It’s been a rollercoaster season for Tottenham thus far, appointing two new managers in less than seven months. After returning from a successful loan at Norwich City, ex-manager Nuno Espirito Santo found Oliver Skipp to be a steady force in midfield despite his inexperience and young age. 

After lackluster performances, Nuno was sacked and replaced by another manager who Skipp has equally won over. The dramatic appointment of Antonio Conte was expected to be followed up with a completely new-look side and shape, meaning no one’s position in the team was safe.

As the season has progressed, Skipp has only improved, and Tottenham looks to be a different side with him in the heart of midfield. His composure, tackling and passing ability, and understanding of the game do not reflect his age, nor do the statistics.

Spurs Bleed Without Skipp

The consistent presence of Skipp has been so vital throughout Tottenham’s fluctuating form this season, and without him, this team is not the same. Skipp has started 14 games in the Premier League, and in those games, Tottenham are 10-1-3. Their record dramatically falls when he doesn’t start, as without Skipp, Tottenham are 1-2-5 in the league.

The Impact of Oliver Skipp and the Problems Tottenham Have Had Without Him

Oliver Skipp has been a dominant force for Tottenham all season.

That’s 2.2 points per game with Skipp and .63 without him. The disparity is massive and reflects that he must be a staple in this Tottenham starting 11.

With many of Tottenham’s central midfielders leaving the club this past January transfer window on loan, Skipp’s time to shine is now, and they desperately need him back fit. Poor performances from Harry Winks and Pierre-Emile Højbjerg have left the position wide-open, and Skipp is the only player out of the three who has earned his spot. 

How Skipp Fits In

Now whether Conte elects to play three central midfielders vs. two is his decision; however, whichever he decides, Skipp must occupy one of the spots. I believe Tottenham are best under Conte in a 3-4-3 formation, making way for Brazilian winger Lucas Moura to start with Harry Kane and Heung-Min Son upfront.

While this requires dropping a midfielder from a slightly modified 3-5-2, I would give the nod to new signing Rodrigo Bentancur to share the midfield with Skipp in a double-pivot. Bentancur is a physically strong, fast, and technically gifted player that can make way for Oliver Skipp to do what he does best.

His ability to attack will allow Skipp to sit back and do the dirty work for Tottenham while also allowing Tottenham to have two midfielders that are comfortable on the ball. We’ve seen Conte thrive with this double-pivot in a back three at Chelsea, and Skipp and Bentancur have similar qualities to N’golo Kante and Nemanja Matic, who occupied these roles for them. 

Kante’s defensive awareness and energy allowed Matic to push forward and contribute towards eight goals in Chelsea’s title triumph in 2016-17. While Skipp is not at the level of Kante, neither is the rest of the Tottenham squad, and his age suggests that there is considerable room for improvement.

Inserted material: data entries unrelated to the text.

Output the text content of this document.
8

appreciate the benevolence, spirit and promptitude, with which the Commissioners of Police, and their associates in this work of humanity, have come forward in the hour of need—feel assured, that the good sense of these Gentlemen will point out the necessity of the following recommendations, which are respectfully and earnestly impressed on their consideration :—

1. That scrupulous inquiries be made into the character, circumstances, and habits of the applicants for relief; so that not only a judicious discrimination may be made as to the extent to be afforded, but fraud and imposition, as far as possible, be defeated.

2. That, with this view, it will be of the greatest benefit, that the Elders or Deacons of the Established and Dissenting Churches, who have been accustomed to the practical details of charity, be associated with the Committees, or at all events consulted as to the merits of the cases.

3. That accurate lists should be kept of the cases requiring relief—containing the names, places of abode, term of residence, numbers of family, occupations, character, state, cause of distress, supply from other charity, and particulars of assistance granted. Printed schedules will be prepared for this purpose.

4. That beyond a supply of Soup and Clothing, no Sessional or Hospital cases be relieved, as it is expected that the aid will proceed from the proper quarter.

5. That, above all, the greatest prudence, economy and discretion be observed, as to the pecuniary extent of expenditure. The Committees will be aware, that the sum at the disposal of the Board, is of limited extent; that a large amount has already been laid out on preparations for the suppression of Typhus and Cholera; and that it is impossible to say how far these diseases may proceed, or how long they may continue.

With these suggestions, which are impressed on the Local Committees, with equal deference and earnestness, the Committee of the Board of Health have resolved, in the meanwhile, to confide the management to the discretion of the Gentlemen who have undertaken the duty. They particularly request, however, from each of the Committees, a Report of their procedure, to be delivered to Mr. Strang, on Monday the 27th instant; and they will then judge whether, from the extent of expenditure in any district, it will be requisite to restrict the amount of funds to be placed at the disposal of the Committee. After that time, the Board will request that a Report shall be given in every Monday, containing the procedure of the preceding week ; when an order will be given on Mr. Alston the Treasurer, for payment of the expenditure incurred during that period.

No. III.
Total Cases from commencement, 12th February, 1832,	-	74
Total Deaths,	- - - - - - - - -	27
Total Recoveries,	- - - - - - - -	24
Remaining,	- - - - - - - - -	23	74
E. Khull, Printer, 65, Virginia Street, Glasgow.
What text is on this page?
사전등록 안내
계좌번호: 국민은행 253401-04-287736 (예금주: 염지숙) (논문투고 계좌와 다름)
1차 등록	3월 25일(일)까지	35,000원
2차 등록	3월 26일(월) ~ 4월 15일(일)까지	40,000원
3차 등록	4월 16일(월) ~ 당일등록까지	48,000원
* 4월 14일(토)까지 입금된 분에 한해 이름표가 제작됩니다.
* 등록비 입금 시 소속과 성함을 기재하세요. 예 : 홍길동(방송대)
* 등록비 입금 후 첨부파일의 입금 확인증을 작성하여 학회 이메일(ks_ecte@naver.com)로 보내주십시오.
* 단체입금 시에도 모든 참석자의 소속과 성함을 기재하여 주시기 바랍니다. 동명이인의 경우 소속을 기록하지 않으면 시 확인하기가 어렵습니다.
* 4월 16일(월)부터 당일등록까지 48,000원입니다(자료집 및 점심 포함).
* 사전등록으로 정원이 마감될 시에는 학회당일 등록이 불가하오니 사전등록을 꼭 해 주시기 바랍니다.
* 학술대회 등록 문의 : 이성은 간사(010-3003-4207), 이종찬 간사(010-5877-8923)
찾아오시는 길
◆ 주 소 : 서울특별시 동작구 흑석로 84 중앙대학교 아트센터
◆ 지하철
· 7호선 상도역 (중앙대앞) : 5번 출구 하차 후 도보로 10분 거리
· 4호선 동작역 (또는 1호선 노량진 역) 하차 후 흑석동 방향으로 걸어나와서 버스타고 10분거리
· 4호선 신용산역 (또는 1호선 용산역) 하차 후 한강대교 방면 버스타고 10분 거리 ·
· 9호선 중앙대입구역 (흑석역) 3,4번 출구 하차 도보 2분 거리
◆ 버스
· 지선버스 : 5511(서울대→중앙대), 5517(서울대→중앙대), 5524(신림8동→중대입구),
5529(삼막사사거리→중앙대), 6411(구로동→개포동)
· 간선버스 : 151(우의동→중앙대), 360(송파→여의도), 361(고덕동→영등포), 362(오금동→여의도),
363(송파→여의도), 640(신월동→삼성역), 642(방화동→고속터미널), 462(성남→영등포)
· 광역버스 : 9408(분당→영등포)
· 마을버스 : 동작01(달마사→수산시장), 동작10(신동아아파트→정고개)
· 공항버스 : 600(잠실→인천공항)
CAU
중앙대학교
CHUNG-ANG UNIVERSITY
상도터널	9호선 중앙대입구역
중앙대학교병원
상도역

Tottenham’s chances to qualify for the Champions League next season have taken a hit in recent weeks; however, a good run of form to close out the season could make the difference. They currently sit in eighth in the Premier League with games in hand that can take them to fifth, just shy of Champions League qualification.

With Oliver Skipp coming back from injury soon, it will be vital for Conte to throw him right back into the team and let him do what he does best. He’s young and hasn’t spent much time in the Premier League; however, he has been one positive that Tottenham can relish amidst many negatives throughout this rocky season.